- Status: Territory of the West Indies Federation
- Currency: British West Indies dollar
- Today part of: Antigua and Barbuda

= History of Antigua and Barbuda (1958–1962) =

Territory of the West Indies Federation

This article covers the history of Antigua and Barbuda from 1958 to 1962, when it was a territory of the West Indies Federation.

== Early federation (1958-1959) ==

=== 1958 ===
Antigua joined the West Indies Federation on 3 January. On 6 January, the Governor prorogued the Legislative Council for the first time of the year. On 16 January, polling divisions were established for the 1958 West Indies federal elections by the Supervisor of Elections. From 23 January to 26 January, the Governor-General of the West Indies Federation his first official visit to the territory. Preparations for the federal election continued during the winter, with the notification of election being published on 6 March. On 8 April, the report on the federal election for the two members of Parliament from Antigua was made. The results on the colony-wide level are as follows:

| Candidate | Votes received | % of total votes |
|---|---|---|
| Bradley Carrott | 5,320 | 45.92% |
| Novelle Richards | 5,290 | 45.67% |
| J. R. Henry | 973 | 8.40% |
| Rejected ballots | 169 |  |
| Spoilt ballots | 10 |  |
| Total voters | 6,387 |  |
| Total votes | 11,583 |  |
| Registered voters | 18,352 |  |

After the election, due to both Carrott and Richards being members of the Legislative Council, two by-elections had to be held to fill the vacancies they left. On 3 May, Wilfred Jacobs was appointed as the Administrator of Antigua. On 11 May, the Antigua Defence Force was significantly reformed, with the colony retaining its force even when it was a member of the federation.

=== 1959 ===
On 1 January, the yearly Appropriation Ordinance was proposed. On 8 January, the report on the two by-elections held in May 1958 was published. On 26 January, the Legislative Council was prorouged. On 10 February, the Appropriation Ordinance was assented to, being the first law of 1959. The colony continued to maintain a military expenditure. In Barbuda, a notice for the potential opening of a mail tender service between Antigua and Barbuda was published by the Administrator on 11 March. Barbuda continued to be run by a warden during this period. On 4 June 1959, the Governor departed Antigua for the United Kingdom to participate in a constitutional conference. On 27 August 1959, an amendment to the Barbuda Ordinance was passed, mostly relating to deer. On 12 November 1959, the Federal Supreme Court sat in Antigua. On 7 December 1959, a bill amending the Antigua Constitution and Elections Ordinance was published, following the conference in June. In the edition of the Gazette published on 31 December, it was announced that the official residence of the Administrator would now be Government House, and that various postal stamps relating to the adaptation of the new constitutional amendment would be available for sale. On 31 December, the Legislative Council was also prorogued.

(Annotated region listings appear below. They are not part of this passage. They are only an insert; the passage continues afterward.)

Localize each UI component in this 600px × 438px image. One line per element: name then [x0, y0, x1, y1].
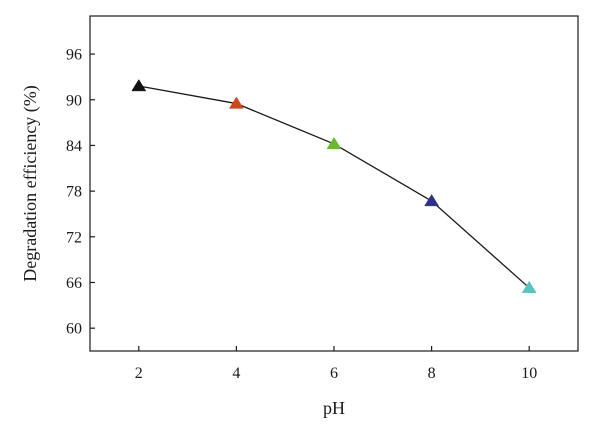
- data-point: [131, 79, 147, 92]
- x-tick-label: 6: [330, 365, 338, 382]
- plot-frame: [89, 15, 579, 352]
- x-tick-label: 2: [135, 365, 143, 382]
- data-markers: [131, 79, 537, 293]
- x-tick-label: 4: [232, 365, 240, 382]
- data-point: [326, 136, 342, 150]
- y-tick-label: 72: [66, 229, 82, 246]
- data-point: [228, 96, 244, 109]
- y-tick-label: 96: [66, 47, 82, 64]
- y-axis-title: Degradation efficiency (%): [20, 85, 41, 282]
- x-tick-label: 8: [428, 365, 436, 382]
- x-axis: 2 4 6 8 10: [135, 346, 537, 382]
- y-tick-label: 90: [66, 92, 82, 109]
- x-tick-label: 10: [521, 365, 537, 382]
- y-tick-label: 78: [66, 184, 82, 201]
- series-line: [138, 85, 530, 289]
- x-axis-title: pH: [323, 398, 345, 418]
- y-tick-label: 84: [66, 138, 82, 155]
- data-point: [424, 194, 440, 207]
- data-point: [521, 280, 537, 293]
- y-tick-label: 60: [66, 321, 82, 338]
- y-axis: 60 66 72 78 84 90 96: [66, 47, 95, 338]
- y-tick-label: 66: [66, 275, 82, 292]
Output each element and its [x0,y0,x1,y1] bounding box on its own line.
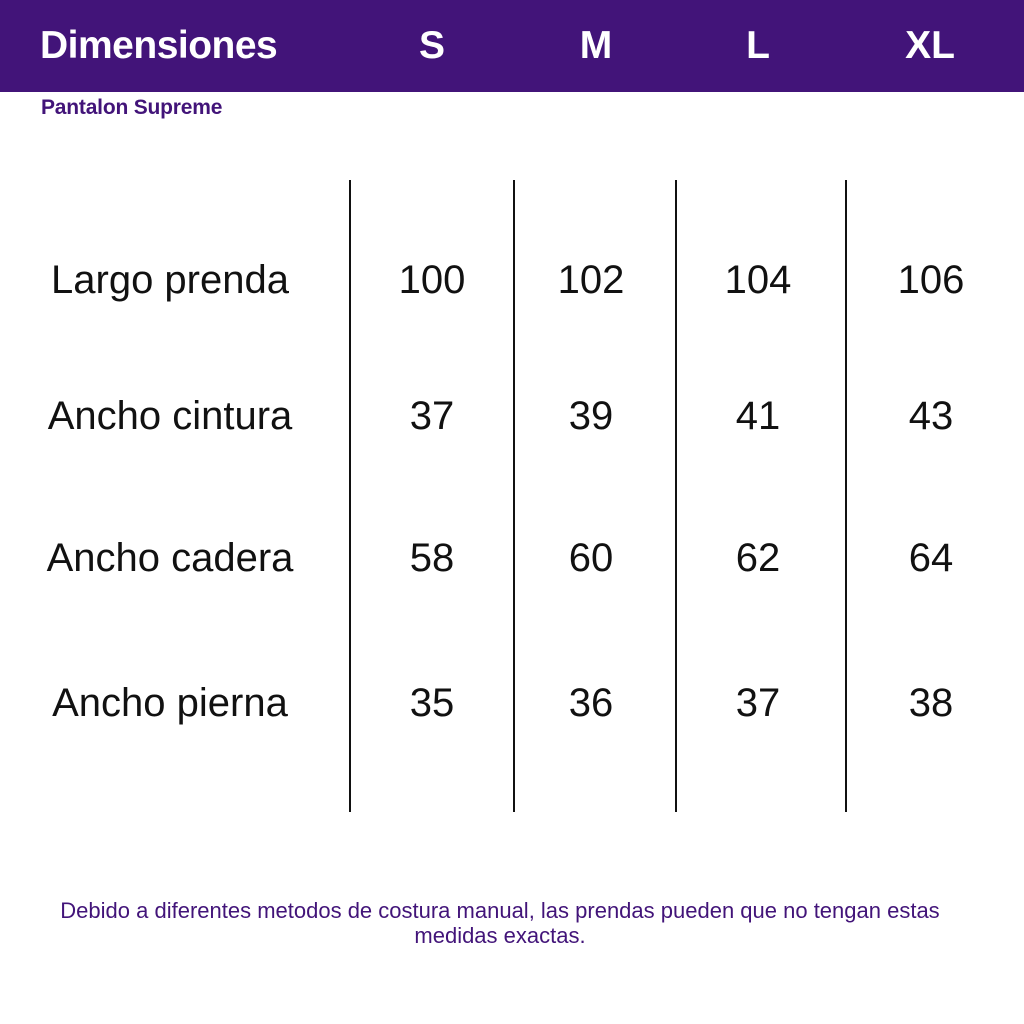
header-title: Dimensiones [40,24,278,67]
table-cell: 100 [398,258,466,302]
table-cell: 62 [735,536,781,580]
column-divider [845,180,847,812]
size-header-l: L [746,24,770,67]
table-cell: 39 [568,394,614,438]
column-divider [675,180,677,812]
table-cell: 60 [568,536,614,580]
table-cell: 38 [908,681,954,725]
size-header-xl: XL [905,24,955,67]
table-cell: 64 [908,536,954,580]
table-cell: 41 [735,394,781,438]
table-cell: 104 [724,258,792,302]
table-cell: 37 [735,681,781,725]
size-header-s: S [418,24,445,67]
row-label: Largo prenda [51,258,289,302]
column-divider [513,180,515,812]
table-cell: 58 [409,536,455,580]
row-label: Ancho cadera [46,536,294,580]
size-header-m: M [579,24,613,67]
table-cell: 106 [897,258,965,302]
row-label: Ancho pierna [52,681,288,725]
table-cell: 37 [409,394,455,438]
table-cell: 36 [568,681,614,725]
table-cell: 35 [409,681,455,725]
product-subtitle: Pantalon Supreme [41,96,223,119]
table-cell: 102 [557,258,625,302]
disclaimer-note: Debido a diferentes metodos de costura m… [60,898,940,948]
column-divider [349,180,351,812]
row-label: Ancho cintura [47,394,293,438]
table-cell: 43 [908,394,954,438]
header-bar: Dimensiones S M L XL [0,0,1024,92]
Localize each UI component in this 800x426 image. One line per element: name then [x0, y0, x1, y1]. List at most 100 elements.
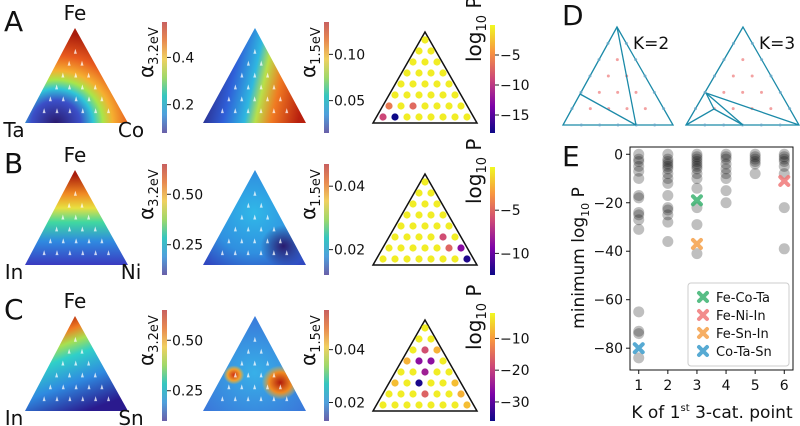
segment-line — [705, 92, 744, 126]
composition-point — [397, 244, 405, 252]
vertex-label-left: In — [5, 406, 24, 426]
colorbar-label: α1.5eV — [296, 315, 324, 366]
arrow-glyph — [48, 96, 52, 102]
composition-point — [421, 324, 429, 332]
x-tick-label: 3 — [692, 378, 701, 394]
colorbar-tick-label: 0.02 — [334, 243, 365, 259]
composition-point — [409, 80, 417, 88]
arrow-glyph — [259, 60, 263, 66]
interior-point — [643, 107, 647, 111]
legend-marker — [697, 345, 709, 357]
arrow-glyph — [74, 96, 78, 102]
arrow-glyph — [73, 336, 77, 342]
y-tick-label: 0 — [614, 147, 623, 163]
panel-letter: A — [4, 5, 23, 38]
composition-point — [427, 335, 435, 343]
legend-label: Fe-Ni-In — [716, 309, 766, 324]
composition-point — [391, 379, 399, 387]
composition-point — [391, 401, 399, 409]
edge-point — [788, 107, 792, 111]
data-point — [720, 163, 732, 175]
colorbar-label: log10 P — [462, 285, 490, 350]
data-point — [633, 223, 645, 235]
composition-point — [427, 357, 435, 365]
arrow-glyph — [253, 96, 257, 102]
ternary-plot-3 — [371, 318, 479, 412]
data-point — [720, 173, 732, 185]
composition-point — [433, 390, 441, 398]
arrow-glyph — [68, 396, 72, 402]
composition-point — [433, 200, 441, 208]
ternary-plot-2 — [203, 316, 306, 411]
arrow-glyph — [107, 396, 110, 402]
arrow-glyph — [233, 108, 237, 114]
data-point — [778, 153, 790, 165]
composition-point — [409, 346, 417, 354]
data-point — [662, 173, 674, 185]
arrow-glyph — [87, 238, 91, 244]
label-sub: 1.5eV — [309, 169, 324, 207]
arrow-glyph — [48, 238, 52, 244]
colorbar-1: 0.25 0.50 α3.2eV — [134, 310, 203, 421]
arrow-glyph — [246, 348, 250, 354]
composition-point — [427, 113, 435, 121]
y-tick-label: −40 — [593, 244, 623, 260]
arrow-glyph — [73, 48, 77, 54]
arrow-glyph — [100, 238, 104, 244]
vertex-label-top: Fe — [64, 1, 87, 25]
composition-point — [463, 113, 471, 121]
data-point — [720, 185, 732, 197]
composition-point — [409, 244, 417, 252]
data-point — [662, 202, 674, 214]
arrow-glyph — [266, 214, 270, 220]
arrow-glyph — [74, 72, 78, 78]
edge-point — [703, 123, 707, 127]
colorbar-tick-label: −10 — [500, 331, 530, 347]
arrow-glyph — [68, 226, 71, 232]
x-label-tail: 3-cat. point — [690, 403, 793, 423]
data-point — [662, 209, 674, 221]
data-point — [749, 156, 761, 168]
data-point — [720, 153, 732, 165]
arrow-glyph — [240, 360, 244, 366]
arrow-glyph — [220, 108, 224, 114]
arrow-glyph — [93, 372, 97, 378]
data-point — [633, 209, 645, 221]
arrow-glyph — [107, 108, 110, 114]
arrow-glyph — [259, 202, 263, 208]
arrow-glyph — [100, 384, 104, 390]
arrow-glyph — [246, 226, 250, 232]
data-point — [720, 197, 732, 209]
panel-d: D K=2 K=3 — [561, 0, 800, 127]
arrow-glyph — [240, 214, 244, 220]
data-point — [633, 192, 645, 204]
composition-point — [397, 80, 405, 88]
edge-point — [750, 41, 754, 45]
highlight-point — [632, 342, 645, 355]
interior-point — [750, 74, 754, 78]
edge-point — [570, 107, 574, 111]
composition-point — [457, 390, 465, 398]
colorbar-gradient — [490, 313, 495, 421]
edge-point — [606, 41, 610, 45]
composition-point — [445, 80, 453, 88]
data-point — [662, 156, 674, 168]
composition-point — [439, 233, 447, 241]
segment-line — [685, 92, 715, 126]
k-label: K=3 — [759, 34, 795, 54]
colorbar-tick-label: −20 — [500, 363, 530, 379]
composition-point — [403, 255, 411, 263]
edge-point — [579, 90, 583, 94]
panel-letter: E — [562, 140, 580, 173]
arrow-glyph — [246, 202, 250, 208]
arrow-glyph — [240, 96, 244, 102]
arrow-glyph — [259, 396, 263, 402]
edge-point — [653, 123, 657, 127]
arrow-glyph — [87, 360, 91, 366]
colorbar-label: log10 P — [462, 139, 490, 204]
edge-point — [760, 58, 764, 62]
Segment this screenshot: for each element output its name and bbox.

== Self-governance (1960-1962) ==
On 1 January, Antigua became self-governing, with Vere Bird now being the Chief Minister. The Executive Council became composed of the Chief Minister, three other ministers, one other member, and the ex officio attorney-general. The Chief Minister was to be the member of the Legislative Council who can command the support of the majority of members. The ministers must be members of the Legislative Council, and be appointed by the Administrator on the advice of the Chief Minister. The ministers before the amendment were Edmund Lake for social services, Vere Bird for trade and production, Bradley Carrott without portfolio, and Ernest Williams for public works and communication. On 31 May 1960 the Antigua Constitution and Elections Ordinance was further amended to create new constituencies, including the Barbuda constituency. On 6 July 1960, Henry Joseph Elwin was appointed as Supervisor of Elections and various preparations were made for the upcoming 1960 Antiguan general election. On 29 November 1960, the election was held, resulting in a victory for the Antigua Labor Party.

On 31 May 1962, the West Indies Federation was abolished.